10 Mayıs 2016 15:39

Yüksekdağ: Darbe 7 Haziran sonrası başladı

Partisinin grup toplantısında konuşan HDP Eş Genel Başkanı Figen Yüksekdağ, 'Darbe 7 Haziran sonuçlarını tanımayan Saray tarafından yapıldı' dedi.

Paylaş

Halkların Demokratik Partisi (HDP) Kadın Grubu toplantısına bu hafta Rojava'da yaşamını yitiren Aziz Güler'in annesi Elif Güler ve Cizre'de "vahşet bodrumunda" katledilen Azadiya Welat Yazı İşleri Müdürü Rohat Aktaş'ın annesi Meliha Aktaş ile birlikte Barış Anneleri İnisiyatifi üyeleri ve kadınlar katıldı.

DENİZLERİ ANDI

Grup toplantısında güncel gelişmelere ilişkin değerlendirmelerde bulunan HDP Eş Genel Başkanı Figen Yüksekdağ, konuşmasına idamlarının yıldönümü olması itibariyle Deniz Gezmiş, Hüseyin İnan ve Yusuf Aslan'ı anarak başladı.

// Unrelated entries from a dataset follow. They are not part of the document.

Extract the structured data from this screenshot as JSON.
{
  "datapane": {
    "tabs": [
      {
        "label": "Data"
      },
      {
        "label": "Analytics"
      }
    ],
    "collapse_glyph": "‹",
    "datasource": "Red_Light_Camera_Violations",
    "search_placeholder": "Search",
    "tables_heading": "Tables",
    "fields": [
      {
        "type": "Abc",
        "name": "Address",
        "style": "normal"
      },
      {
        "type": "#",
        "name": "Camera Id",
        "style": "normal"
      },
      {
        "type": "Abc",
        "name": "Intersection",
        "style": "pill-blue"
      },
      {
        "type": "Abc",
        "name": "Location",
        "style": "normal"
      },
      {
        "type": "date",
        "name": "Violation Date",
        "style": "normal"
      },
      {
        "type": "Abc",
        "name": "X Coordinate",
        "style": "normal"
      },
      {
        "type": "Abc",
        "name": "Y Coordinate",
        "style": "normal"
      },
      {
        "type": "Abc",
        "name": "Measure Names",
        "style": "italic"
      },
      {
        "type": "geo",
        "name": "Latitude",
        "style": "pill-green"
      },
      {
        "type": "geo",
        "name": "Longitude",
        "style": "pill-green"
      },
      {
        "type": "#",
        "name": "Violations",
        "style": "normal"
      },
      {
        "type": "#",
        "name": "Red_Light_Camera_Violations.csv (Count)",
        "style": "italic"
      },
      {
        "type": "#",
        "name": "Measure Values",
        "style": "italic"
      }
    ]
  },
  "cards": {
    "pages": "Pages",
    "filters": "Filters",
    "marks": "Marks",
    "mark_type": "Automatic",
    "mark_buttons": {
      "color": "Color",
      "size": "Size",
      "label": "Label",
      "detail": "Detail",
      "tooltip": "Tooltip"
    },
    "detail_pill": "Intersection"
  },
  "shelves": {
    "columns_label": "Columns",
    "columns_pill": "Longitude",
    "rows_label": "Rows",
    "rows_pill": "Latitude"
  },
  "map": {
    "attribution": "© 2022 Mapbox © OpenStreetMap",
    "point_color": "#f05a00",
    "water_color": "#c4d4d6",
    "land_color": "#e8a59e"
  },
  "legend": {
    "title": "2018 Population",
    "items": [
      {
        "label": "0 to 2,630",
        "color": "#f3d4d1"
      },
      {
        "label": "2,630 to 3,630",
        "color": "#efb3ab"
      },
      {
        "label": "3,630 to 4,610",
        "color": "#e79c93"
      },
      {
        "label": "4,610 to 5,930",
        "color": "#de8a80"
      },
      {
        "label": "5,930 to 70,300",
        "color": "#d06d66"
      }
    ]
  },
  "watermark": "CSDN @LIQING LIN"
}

Yüksekdağ, Gezmiş ve arkadaşları için, "Arada geçen süre içerisinde ne Denizleri unuttuk ne de Denizlere ulaşma sevdamızdan vazgeçtik. Dün idama el kaldıran milletvekilleri, bugün farklı şekilde karşımıza çıkıyor. Bugün de savaşa ve yeni ölümlere davetiye çıkarmak için el kaldırmaya hazırlanıyorlar. İdamlara el kaldıranların ruhu bugün Meclis'te yaşıyor. Ama Denizlerin ruhu da bizimle burada yaşıyor" dedi.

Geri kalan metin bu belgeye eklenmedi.